Hilf mir mal: Wo habe ich denn jetzt etwas verdreht?
alias69 hat geschrieben: Samstag, 27. Dezember 2025, 10:49:27Es ändert nichts daran, dass die ehemalige Privatinitiative mit Sielaff die Leiche von BM gegen den Druck der Polizei und Staatsanwaltschaft fand. Das ist und bleibt ein Erfolg solch einer Initiative.
Es bleibt der Erfolg der Sielaff-Gruppe. Das habe ich nie in Abrede gestellt.
Gast2025

Re: 2-FACH DOPPELMORD IM STAATSFORST GÖHRDE, NIEDERSACHSEN, 1989

Ungelesener Beitrag von Gast2025 »

Lucky Luciano hat geschrieben: Samstag, 27. Dezember 2025, 17:54:29Hältst Du es für abwegig, dass genau diese spätere Öffnung mit einer späteren Ablage in Verbindung stehen könnte? Und wenn ja, warum erfolgte dann die nachträgliche Öffnung?
Du stellst Fragen, anstatt ein nachvollziehbares Alternativszenario zu zeigen.

Die Grube wurde vermutlich beim Bau der Garage gleich mit angelegt und der Boden, sowie die Wände betoniert. Dass ist möglicherweise von KWWs Vater gemacht worden oder von einem Voreigentümer.

Die Öffnung wurde dann im Zusammenhang mit der Verbringung der Leiche von BM angelegt und anschließend wieder verschlossen.

Soweit die Klarstellung des Ablaufes.

Da die Leiche von BM aber in einer nachvollziehbaren Lage (Embrionalhaltung, Kopf nach unten) gefunden wurde, ist es naheliegend, dass die Leiche dort unmittelbar nach dem Tod so abgelegt wurde.

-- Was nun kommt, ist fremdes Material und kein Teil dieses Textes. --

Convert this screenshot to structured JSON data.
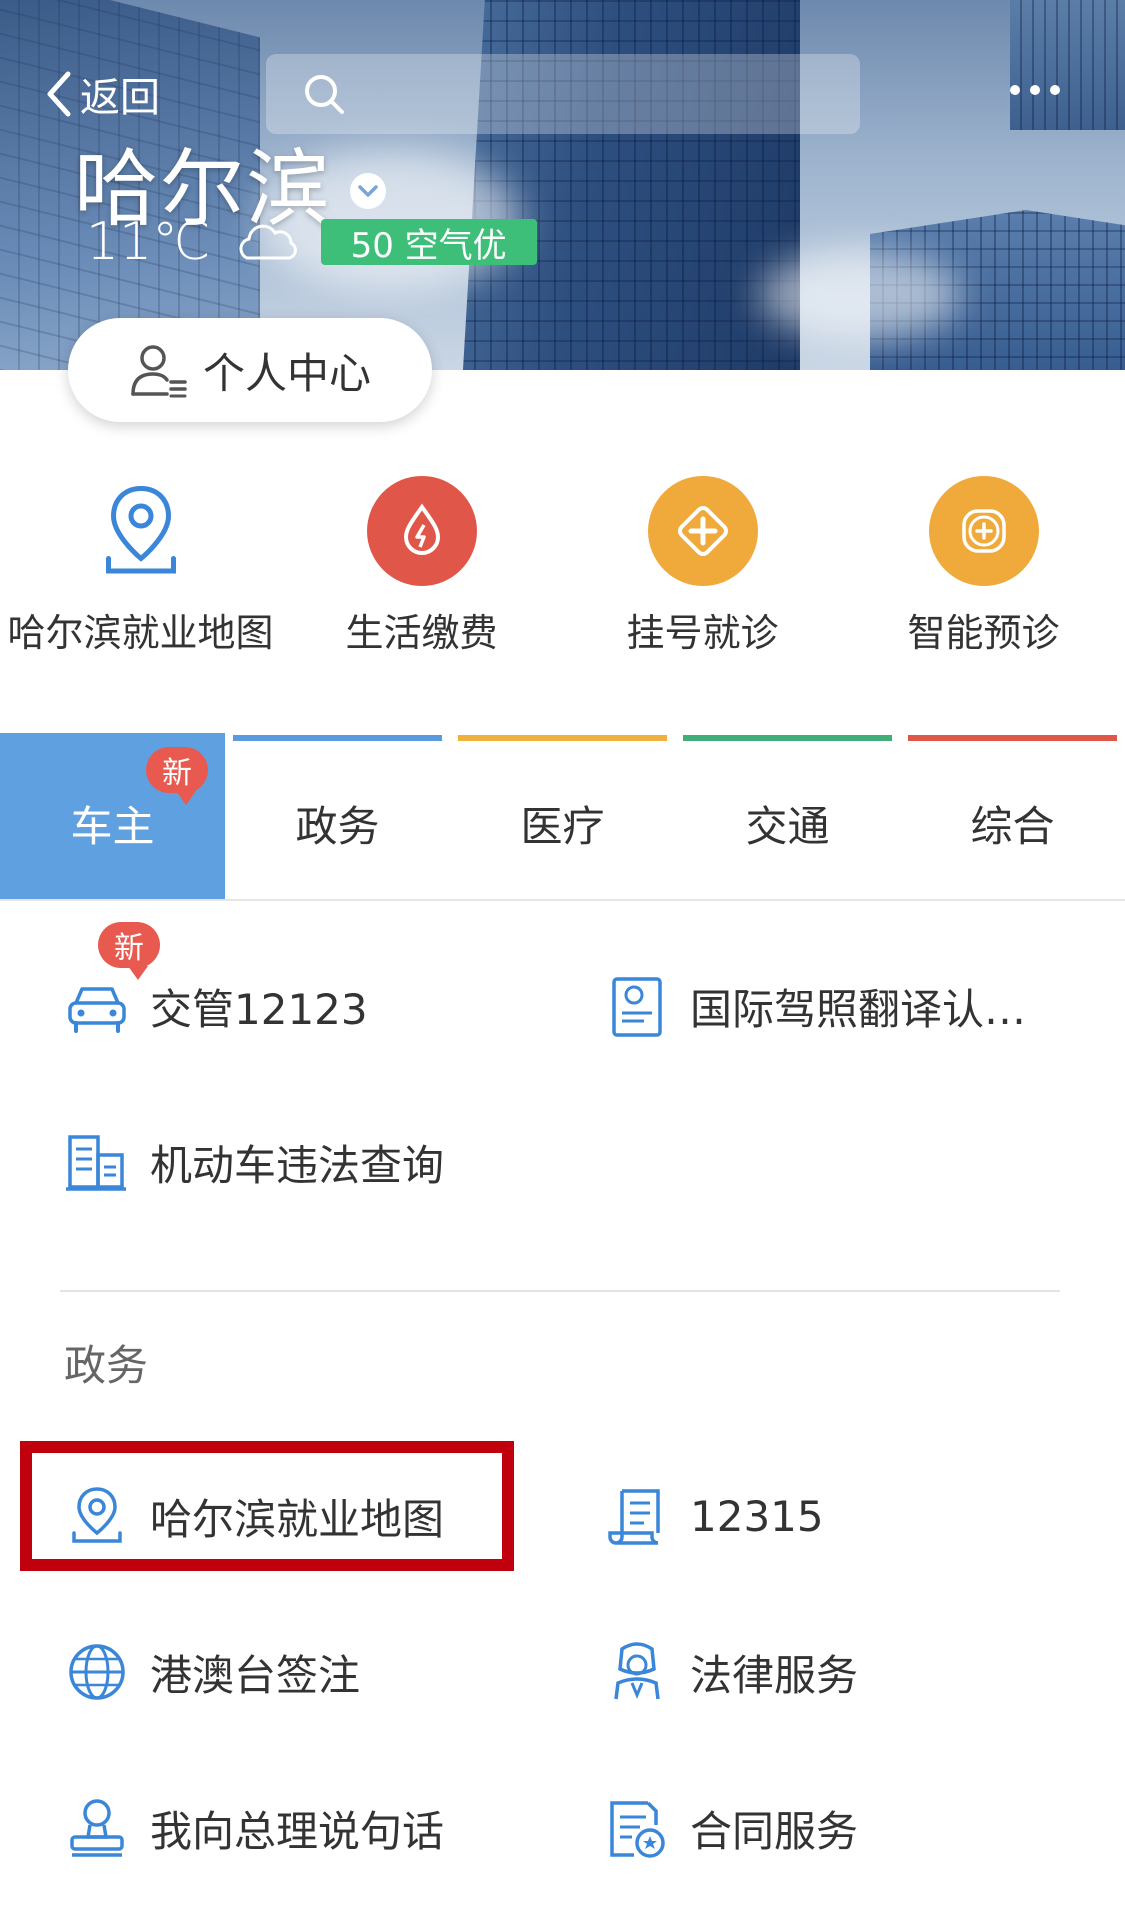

KWW hat noch viel Jahre gelebt, nachdem BM verschwunden war. Wer bewahrt eine Leiche so lange irgendwo anders auf, um sie dann dort zu vergraben?

Wer macht das, wenn die Polizei dort schon Durchsuchungen durchführt oder gerade durchgeführt hat?

Ob irgendetwas belegt ist oder nicht, spielt bei der Frage keine Rolle. Es gibt in diesem Fall nun mal nicht beliebig viele Möglichkeiten. Eine, nämlich die naheliegendste Lösung, habe ich genannt. Mich würde eine Alternative interessieren, die alle offensichtlichen Umstände berücksichtigt ohne an den Haaren herbeigezogene Annahmen zu bemühen.

Ich bitte noch mal um Deine Erklärung, anstatt immer nur mit Gegenfragen zu antworten.
Zuletzt geändert von z3001x am Samstag, 27. Dezember 2025, 21:15:37, insgesamt 1-mal geändert.